Ayolah, pertanyaan macam apa itu?
Bukankah sangat terlihat jelas jika ia sangat amat tidak betah di kota asal Pempek ini?
Ia tidak banyak protes karena ingin semuanya cepat selesai dan ia bisa secepatnya kembali pada Alya.
"Betah banget, Yah," ujar Arka datar.
Gio terkekeh pelan, tentu saja ia mengetahui bahwa putranya itu sekarang sedang tidak baik-baik saja, sedang sibuk dengan perasaan rindunya pada seseorang yang entah sudah bangun atau masih tertidur pulas.
"3 hari lagi," ujar Gio, "Sebentar lagi, kan?"
"Lama!" seru Arka yang lagi-lagi membuat ayahnya terkekeh.
Cklek
Tiba-tiba pintu terbuka menampakkan seorang gadis cantik yang menjadi sekretaris Arka selama disini.
"Nggak makan siang dulu?" tanya gadis itu pada Arka.
Arka hanya menjawab dengan gelengan kepala, Gio yang melihat itu menepukkan sofa kosong di sebelahnya, mengisyaratkan agar gadis itu duduk disana.
"Gausah Om, Leony mau makan siang dulu," tolak gadis tadi yang ternyata adalah Leony, sepupu Arka.
Leony memang sengaja dibawa oleh Gio untuk membantu Arka, meskipun umur gadis itu terpaut 1 tahun lebih muda dari Arka, keenceran otaknya tidak perlu diragukan.
"Yaudah, Arka, sana makan dulu, temenin Leony!"
•••••
"Dek, nggak capek tidur terus? Mimpi apa sih?" tanya Devan pada adiknya yang masih belum membuka matanya itu.
Ini sudah hari ke- empat Alya koma, namun belum ada perkembangan signifikan dari tubuh Alya.
Alisya tiba-tiba datang menghampiri keduanya, "Kamu makan dulu, Dev, biar aku yang jagain Alya."
Devan menoleh kemudian mengangguk menjawab Alisya, ia mengecup dahi gadis itu lembut sebelum akhirnya keluar dari ruangan.
Kini tinggallah Alisya dan Alya disini.
Hiks hiks
Tangisan Alisya pecah, gadis itu belum menangis puas sejak kejadian hari itu, ia merasa tidak berguna sebagai sahabat melihat Alya yang tergeletak lemas dengan banyak alat yang menempel seperti ini.

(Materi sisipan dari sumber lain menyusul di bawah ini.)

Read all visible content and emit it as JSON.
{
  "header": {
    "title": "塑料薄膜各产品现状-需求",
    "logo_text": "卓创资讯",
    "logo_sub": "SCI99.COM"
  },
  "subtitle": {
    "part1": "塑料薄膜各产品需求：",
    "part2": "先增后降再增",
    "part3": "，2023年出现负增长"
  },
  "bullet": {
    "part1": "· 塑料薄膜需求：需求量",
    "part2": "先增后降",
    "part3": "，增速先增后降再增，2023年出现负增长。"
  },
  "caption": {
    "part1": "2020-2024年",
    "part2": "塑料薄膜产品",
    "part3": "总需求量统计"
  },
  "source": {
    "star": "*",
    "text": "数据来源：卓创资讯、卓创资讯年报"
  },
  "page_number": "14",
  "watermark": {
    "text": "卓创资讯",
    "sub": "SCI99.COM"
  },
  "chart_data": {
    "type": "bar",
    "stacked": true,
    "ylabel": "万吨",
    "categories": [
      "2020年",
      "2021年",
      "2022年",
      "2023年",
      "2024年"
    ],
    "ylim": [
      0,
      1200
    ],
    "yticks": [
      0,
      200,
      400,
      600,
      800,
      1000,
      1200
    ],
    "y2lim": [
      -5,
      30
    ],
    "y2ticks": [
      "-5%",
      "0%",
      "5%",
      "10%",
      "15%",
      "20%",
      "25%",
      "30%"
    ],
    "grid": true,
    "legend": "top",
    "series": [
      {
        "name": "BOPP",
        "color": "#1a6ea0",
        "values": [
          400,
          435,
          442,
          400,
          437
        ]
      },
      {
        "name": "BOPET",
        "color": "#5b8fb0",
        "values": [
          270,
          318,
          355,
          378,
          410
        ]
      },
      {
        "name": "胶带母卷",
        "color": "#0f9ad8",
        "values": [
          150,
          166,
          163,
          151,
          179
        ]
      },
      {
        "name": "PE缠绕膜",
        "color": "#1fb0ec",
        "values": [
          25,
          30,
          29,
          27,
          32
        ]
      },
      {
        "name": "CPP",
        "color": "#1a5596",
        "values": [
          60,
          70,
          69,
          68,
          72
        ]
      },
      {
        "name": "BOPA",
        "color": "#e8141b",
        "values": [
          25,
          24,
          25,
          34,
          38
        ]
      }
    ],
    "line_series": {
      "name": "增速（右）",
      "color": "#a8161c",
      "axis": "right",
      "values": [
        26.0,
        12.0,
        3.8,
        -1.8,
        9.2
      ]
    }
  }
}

"B-bangun, Al," ujar Alisya sesenggukan, "G-gue sama N-nay kangen banget s-sama lo!"
Gadis itu menangis histeris, menumpahkan semua air matanya, hingga tubuhnya terlonjak ketika seseorang memeluknya dari belakang, "Devan?"
"Sssttt, udah ya jangan nangis," ucap Devan menenangkan Alisya.
Di tengah pelukan kedua insan itu, jari-jari tangan Alya seketika bergerak pelan, kemudian disusul kelopak matanya yang juga terbuka perlahan.
"A-ALYA?"
"Dek, kamu udah sadar?" tanya Devan melepaskan pelukan Alisya.
Alisya yang tadinya duduk di kursi samping brangkar seketika berdiri tegak menghampiri sahabatnya yang baru saja membuka mata itu, "Al, lo udah nggak kenapa-napa, kan?"
"Ha-haus," bisik Alya.
Sepertinya gadis itu tidak punya cukup tenaga bahkan hanya sekedar untuk mengucapkan kata haus.
Devan dengan sigap membantu Alya duduk dan memberikan segelas air yang memang tersedia di nakas, ia merasa lega sekaligus senang.
"Udah?" tanya Devan menerima gelas kosong yang disodorkan Alya.
Namun, gadis itu tidak menjawab, melainkan menatap bingung ke arah sepasang kekasih itu, "K-kalian siapa?"
•••••
"Arka, barang-barang kamu udah siap semua?" tanya Gio.
Arka hanya mengangguk semangat ke arah ayahnya, akhirnya ia bisa pulang kembali ke rumah, dan kembali pada gadisnya tentu saja.
"Yaudah, ayo ke bandara!" seru Gio sambil menggeret koper yang ia bawa disusul oleh Arka.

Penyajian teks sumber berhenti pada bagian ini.